Toronto Metropolitans
Previous: 29 Trend: up 1
Toronto! Ontario! Not exactly a hotbed for video game settings. What else do we have...well, Toronto went 2-5 in their last 7, so that's...well, that's a number. Honestly I can't think of anything that springs to mind. Spring! We don't have Sonic yet! SONIC THE HEDGEHOG it is! (2 and 3 are better than the original, so when the Metros start winning more, I'll throw in Sonic 2 and 3 in there).
Hamburg Gladiators
Previous: 26 Trend: down 3
Game over man, game over! Remember how I said this list won't be a ranking of the video games associated with it? Proof is no further than my own entry.
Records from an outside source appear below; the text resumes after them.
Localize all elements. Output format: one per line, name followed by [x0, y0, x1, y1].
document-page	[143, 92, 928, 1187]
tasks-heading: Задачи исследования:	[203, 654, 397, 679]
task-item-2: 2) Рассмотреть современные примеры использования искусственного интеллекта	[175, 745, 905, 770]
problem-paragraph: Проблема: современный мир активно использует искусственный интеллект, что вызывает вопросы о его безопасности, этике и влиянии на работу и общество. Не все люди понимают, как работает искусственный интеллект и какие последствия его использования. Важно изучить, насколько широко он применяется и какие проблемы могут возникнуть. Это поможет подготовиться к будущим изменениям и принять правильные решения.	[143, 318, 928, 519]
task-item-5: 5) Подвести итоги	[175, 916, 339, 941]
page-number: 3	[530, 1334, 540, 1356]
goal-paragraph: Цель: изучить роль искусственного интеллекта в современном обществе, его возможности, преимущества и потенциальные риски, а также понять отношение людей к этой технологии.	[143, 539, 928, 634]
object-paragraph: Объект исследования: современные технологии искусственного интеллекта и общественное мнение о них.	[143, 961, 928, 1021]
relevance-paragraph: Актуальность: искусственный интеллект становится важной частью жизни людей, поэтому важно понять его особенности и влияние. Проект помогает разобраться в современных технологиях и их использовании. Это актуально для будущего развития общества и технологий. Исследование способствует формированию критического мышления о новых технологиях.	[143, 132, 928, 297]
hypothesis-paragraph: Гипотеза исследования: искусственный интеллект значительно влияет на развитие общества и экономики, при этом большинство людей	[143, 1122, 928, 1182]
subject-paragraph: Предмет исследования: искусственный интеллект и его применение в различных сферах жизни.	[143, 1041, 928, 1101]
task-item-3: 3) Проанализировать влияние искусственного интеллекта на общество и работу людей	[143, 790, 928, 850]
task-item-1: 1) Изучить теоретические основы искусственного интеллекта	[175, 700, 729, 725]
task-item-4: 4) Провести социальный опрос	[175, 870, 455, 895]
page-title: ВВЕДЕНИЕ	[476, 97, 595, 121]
At dead last, the hapless Hamburg Gladiators own the league's worst record over the previous two weeks, the worst goal differential and a measly 12 goals in 7 games. So why the hell do I deserve CHRONO TRIGGER as my video game? Because it's my favorite game of all time, still one of the best games ever made, and it's my Power Rankings. Fin!